La faz de Michkin expresaba en aquel momento tal cordialidad, su sonrisa carecía tan en absoluto de la menor sombra de oculta malevolencia o rencor, que el general interrumpió en el acto el curso de sus palabras, y comenzó a mirar al visitante de manera totalmente distinta. Aquel cambio se produjo en menos de un minuto.
—Vamos, príncipe —dijo con voz que difería mucho de la de unos momentos atrás—, yo no le conocía, es verdad; pero Lisaveta Prokofievna, tendrá probablemente interés en ver a una persona que lleva su apellido. Sírvase esperar un poco, si no tiene mucha prisa.
—¡Oh, yo soy dueño absoluto de mi tiempo! —dijo Michkin, colocando otra vez sobre la mesa su sombrero flexible de alas redondas—. Reconozco que esperaba que acaso Lisaveta Prokofievna se acordase de haber recibido una carta mía. Antes, mientras yo aguardaba en la antecámara, su criado ha creído recibir a un pedigüeño en demanda de dinero, y he comprendido bien que tiene usted dadas al respecto instrucciones precisas y rigurosas. Pero le aseguro que ha existido un equívoco sobre el objeto de mi visita. Mi solo fin al venir ha sido conocerle. Por desgracia, temo haberle importunado.
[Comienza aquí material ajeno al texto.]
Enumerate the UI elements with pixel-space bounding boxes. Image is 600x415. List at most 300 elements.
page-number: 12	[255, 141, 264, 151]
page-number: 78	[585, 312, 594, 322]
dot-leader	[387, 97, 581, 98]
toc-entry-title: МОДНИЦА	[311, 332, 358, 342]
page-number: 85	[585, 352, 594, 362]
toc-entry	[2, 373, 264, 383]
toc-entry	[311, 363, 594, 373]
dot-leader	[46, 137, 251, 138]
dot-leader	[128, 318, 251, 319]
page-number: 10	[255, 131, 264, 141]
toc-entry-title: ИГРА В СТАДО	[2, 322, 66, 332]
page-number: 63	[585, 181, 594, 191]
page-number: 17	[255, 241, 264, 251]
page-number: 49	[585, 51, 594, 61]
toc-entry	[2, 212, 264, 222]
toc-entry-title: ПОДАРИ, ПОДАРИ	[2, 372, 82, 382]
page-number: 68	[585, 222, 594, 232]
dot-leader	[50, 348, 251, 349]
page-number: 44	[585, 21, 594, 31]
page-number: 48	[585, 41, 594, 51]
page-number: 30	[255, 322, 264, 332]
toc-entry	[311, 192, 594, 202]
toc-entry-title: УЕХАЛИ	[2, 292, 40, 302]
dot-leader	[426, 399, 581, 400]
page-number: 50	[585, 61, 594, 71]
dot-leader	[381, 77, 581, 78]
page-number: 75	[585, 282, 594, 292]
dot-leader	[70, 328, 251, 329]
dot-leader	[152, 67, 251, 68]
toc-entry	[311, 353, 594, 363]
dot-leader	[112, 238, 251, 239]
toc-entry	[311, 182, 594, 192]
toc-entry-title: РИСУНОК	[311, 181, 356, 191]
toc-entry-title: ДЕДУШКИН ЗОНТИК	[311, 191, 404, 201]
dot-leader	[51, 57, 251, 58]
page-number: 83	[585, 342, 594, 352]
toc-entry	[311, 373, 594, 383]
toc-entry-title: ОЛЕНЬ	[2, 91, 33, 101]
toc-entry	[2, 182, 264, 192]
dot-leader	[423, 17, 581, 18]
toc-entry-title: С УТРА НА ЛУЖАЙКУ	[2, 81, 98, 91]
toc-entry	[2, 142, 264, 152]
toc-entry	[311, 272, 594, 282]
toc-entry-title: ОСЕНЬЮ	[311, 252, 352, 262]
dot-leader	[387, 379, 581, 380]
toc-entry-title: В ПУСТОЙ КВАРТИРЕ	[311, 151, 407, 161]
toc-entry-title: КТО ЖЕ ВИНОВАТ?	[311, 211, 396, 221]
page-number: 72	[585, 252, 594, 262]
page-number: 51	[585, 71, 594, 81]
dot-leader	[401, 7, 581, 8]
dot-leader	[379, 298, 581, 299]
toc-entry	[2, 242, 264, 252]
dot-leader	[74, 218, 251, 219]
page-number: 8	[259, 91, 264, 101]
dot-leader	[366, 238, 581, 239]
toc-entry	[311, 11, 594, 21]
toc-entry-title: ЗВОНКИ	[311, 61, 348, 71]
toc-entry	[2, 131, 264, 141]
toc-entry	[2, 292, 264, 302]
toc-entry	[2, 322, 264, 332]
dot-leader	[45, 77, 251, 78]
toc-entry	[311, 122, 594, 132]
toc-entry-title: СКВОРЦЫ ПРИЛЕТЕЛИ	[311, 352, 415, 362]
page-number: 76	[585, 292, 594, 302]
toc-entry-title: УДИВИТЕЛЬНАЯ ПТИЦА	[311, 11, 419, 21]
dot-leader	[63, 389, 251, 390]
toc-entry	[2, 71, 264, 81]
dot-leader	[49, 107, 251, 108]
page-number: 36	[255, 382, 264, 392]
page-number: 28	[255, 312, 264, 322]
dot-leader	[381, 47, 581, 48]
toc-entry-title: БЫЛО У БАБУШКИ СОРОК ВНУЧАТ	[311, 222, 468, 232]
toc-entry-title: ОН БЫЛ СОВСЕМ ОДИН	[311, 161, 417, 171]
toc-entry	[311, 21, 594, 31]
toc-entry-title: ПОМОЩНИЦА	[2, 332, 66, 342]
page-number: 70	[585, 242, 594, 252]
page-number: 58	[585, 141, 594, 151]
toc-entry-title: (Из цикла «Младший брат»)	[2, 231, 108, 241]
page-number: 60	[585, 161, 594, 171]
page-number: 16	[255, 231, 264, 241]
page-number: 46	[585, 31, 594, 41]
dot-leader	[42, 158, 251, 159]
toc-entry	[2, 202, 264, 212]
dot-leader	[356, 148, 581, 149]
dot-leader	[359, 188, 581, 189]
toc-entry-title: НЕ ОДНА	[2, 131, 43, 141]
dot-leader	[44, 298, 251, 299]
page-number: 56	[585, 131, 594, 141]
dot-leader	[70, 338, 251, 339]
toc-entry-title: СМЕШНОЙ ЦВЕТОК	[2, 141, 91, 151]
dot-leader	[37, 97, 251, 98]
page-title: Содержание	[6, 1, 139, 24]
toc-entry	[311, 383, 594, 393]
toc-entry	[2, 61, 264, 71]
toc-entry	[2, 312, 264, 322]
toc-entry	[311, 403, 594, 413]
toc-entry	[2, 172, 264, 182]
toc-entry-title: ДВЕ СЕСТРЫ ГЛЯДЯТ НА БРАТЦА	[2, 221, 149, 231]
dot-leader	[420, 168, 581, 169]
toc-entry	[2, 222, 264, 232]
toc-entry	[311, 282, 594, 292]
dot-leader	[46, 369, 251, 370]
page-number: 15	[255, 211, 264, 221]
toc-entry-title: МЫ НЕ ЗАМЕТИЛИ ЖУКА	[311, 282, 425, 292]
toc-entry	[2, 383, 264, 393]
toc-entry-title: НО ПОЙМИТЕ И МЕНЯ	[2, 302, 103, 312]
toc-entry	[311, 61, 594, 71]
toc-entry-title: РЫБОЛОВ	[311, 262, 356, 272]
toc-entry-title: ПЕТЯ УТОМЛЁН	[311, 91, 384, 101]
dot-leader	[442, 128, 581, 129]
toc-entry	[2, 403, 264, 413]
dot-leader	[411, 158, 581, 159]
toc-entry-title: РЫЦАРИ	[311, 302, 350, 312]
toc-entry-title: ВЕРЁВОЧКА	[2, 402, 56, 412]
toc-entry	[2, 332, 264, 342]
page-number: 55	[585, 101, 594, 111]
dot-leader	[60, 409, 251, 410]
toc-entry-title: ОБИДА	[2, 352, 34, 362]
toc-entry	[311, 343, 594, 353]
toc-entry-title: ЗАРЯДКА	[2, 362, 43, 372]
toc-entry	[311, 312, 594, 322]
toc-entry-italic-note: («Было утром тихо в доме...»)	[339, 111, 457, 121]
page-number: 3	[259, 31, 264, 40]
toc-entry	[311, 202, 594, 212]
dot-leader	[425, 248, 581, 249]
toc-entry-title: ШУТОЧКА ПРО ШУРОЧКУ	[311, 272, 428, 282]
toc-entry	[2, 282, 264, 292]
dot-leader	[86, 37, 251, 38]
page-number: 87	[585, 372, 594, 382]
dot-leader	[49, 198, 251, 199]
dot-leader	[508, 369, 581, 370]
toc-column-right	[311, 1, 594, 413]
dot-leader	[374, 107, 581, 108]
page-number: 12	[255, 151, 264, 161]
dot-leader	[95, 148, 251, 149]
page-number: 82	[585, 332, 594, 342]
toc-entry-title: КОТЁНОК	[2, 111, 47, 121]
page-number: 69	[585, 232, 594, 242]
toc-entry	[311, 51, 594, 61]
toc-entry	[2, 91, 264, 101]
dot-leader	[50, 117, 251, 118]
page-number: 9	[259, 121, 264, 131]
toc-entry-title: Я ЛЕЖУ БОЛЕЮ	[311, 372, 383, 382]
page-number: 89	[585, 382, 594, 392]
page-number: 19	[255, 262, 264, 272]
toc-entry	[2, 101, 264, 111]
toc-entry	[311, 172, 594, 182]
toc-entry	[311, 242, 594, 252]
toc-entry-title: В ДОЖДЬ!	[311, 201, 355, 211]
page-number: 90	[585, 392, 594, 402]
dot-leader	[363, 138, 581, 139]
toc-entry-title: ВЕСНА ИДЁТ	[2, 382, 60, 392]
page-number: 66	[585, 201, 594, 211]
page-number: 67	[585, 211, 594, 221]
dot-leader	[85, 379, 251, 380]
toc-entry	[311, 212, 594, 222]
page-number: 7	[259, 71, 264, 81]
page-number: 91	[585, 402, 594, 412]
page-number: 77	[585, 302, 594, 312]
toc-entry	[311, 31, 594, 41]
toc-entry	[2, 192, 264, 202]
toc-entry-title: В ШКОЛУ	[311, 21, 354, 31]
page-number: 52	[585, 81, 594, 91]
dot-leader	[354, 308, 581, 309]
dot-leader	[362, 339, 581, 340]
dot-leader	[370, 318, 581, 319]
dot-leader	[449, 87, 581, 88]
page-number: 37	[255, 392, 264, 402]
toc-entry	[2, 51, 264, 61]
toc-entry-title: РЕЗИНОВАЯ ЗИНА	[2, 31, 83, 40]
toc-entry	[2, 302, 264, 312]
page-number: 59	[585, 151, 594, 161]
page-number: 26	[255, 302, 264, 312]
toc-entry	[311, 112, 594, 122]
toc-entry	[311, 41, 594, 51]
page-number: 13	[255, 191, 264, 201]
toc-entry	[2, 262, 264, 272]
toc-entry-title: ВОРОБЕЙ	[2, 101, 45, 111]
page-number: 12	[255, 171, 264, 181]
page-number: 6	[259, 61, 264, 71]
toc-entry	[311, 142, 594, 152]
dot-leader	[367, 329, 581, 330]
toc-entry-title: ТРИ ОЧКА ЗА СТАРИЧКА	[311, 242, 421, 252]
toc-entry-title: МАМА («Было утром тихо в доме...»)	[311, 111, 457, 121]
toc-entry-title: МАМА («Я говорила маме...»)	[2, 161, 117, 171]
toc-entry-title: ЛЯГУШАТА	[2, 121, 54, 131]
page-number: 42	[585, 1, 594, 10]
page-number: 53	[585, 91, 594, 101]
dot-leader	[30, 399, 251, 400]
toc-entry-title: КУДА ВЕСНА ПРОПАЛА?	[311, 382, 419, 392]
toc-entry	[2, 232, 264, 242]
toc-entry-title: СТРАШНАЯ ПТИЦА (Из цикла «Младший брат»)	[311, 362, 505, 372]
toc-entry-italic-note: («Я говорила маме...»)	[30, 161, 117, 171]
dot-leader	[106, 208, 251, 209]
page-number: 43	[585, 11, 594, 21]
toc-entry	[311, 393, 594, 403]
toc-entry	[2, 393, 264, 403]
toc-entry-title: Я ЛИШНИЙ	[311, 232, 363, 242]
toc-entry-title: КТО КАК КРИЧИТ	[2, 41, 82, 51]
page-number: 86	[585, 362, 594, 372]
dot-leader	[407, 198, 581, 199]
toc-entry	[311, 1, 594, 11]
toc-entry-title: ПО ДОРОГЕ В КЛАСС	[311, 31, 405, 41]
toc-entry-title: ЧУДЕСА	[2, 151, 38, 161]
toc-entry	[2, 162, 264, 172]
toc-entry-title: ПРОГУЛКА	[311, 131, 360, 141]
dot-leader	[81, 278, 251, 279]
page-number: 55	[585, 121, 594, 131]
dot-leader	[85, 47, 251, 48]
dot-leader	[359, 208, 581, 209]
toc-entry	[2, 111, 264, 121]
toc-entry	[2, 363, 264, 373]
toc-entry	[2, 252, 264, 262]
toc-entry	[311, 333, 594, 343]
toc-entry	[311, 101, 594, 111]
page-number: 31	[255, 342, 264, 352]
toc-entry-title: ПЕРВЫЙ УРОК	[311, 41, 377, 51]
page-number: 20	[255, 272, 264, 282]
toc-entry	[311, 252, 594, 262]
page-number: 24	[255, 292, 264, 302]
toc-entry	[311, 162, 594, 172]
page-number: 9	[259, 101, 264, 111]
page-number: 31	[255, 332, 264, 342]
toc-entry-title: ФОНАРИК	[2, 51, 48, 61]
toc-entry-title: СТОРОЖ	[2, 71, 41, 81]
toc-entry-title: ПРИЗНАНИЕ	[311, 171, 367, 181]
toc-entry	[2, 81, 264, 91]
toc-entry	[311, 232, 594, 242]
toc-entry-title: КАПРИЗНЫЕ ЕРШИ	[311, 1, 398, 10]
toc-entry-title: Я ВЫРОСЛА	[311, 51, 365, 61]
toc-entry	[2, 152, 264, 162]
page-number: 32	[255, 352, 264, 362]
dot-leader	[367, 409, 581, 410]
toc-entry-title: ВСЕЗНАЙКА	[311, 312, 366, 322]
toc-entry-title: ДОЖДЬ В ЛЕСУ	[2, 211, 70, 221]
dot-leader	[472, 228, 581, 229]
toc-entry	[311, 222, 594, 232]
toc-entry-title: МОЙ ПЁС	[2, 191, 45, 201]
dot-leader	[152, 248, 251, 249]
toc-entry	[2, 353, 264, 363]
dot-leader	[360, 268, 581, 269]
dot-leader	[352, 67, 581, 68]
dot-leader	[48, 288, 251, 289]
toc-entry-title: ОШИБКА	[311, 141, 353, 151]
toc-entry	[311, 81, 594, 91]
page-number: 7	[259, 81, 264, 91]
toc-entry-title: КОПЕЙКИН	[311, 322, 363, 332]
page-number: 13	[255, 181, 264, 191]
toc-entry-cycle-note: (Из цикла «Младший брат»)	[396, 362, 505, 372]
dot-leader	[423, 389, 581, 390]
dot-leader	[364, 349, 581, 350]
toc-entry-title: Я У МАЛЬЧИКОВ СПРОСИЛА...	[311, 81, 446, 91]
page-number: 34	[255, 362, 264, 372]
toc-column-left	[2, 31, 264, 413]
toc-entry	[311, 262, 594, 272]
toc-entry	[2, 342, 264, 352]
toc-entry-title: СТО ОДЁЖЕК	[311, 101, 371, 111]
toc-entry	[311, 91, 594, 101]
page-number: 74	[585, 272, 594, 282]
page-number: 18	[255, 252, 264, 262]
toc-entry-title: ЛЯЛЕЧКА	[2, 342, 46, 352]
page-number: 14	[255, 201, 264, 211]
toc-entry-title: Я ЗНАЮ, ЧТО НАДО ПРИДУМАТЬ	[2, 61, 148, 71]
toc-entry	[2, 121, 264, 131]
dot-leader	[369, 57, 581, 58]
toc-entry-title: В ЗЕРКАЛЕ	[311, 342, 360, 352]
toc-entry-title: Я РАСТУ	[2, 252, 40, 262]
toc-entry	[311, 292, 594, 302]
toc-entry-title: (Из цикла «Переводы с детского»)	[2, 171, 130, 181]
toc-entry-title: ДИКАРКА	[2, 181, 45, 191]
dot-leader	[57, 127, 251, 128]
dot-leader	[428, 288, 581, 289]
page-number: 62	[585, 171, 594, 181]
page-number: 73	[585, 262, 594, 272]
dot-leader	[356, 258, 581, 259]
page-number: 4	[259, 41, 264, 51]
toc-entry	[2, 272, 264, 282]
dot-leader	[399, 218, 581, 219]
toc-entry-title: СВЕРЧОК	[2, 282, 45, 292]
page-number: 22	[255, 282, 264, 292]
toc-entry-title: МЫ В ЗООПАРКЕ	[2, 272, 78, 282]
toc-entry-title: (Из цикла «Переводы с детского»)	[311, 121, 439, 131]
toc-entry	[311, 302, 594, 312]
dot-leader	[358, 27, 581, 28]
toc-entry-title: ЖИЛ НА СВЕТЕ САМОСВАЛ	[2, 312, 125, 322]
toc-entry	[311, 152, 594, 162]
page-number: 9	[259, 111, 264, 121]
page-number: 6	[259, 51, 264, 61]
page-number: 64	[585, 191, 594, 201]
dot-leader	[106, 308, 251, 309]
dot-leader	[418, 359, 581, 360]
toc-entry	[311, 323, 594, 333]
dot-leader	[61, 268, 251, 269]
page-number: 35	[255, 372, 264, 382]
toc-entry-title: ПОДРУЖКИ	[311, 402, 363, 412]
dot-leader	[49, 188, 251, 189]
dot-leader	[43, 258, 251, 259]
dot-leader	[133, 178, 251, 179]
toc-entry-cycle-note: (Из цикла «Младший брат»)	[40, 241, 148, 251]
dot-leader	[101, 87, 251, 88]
—Escuche, príncipe —dijo el general con jovial sonrisa—; si es usted lo que parece ser, celebraré estrechar mi relación con usted. Sólo que —ya se hará usted cargo—, soy un hombre muy ocupado. Ahora mismo tengo todavía que leer y firmar algunos documentos; luego debo visitar a Su Gracia y después acudir a mi despacho oficial. Así que, por muy agradable que me sea tratar a la gente..., a la gente distinguida, claro... Por otra parte, veo que es usted un hombre de excelente educación y... ¿qué edad tiene usted, príncipe?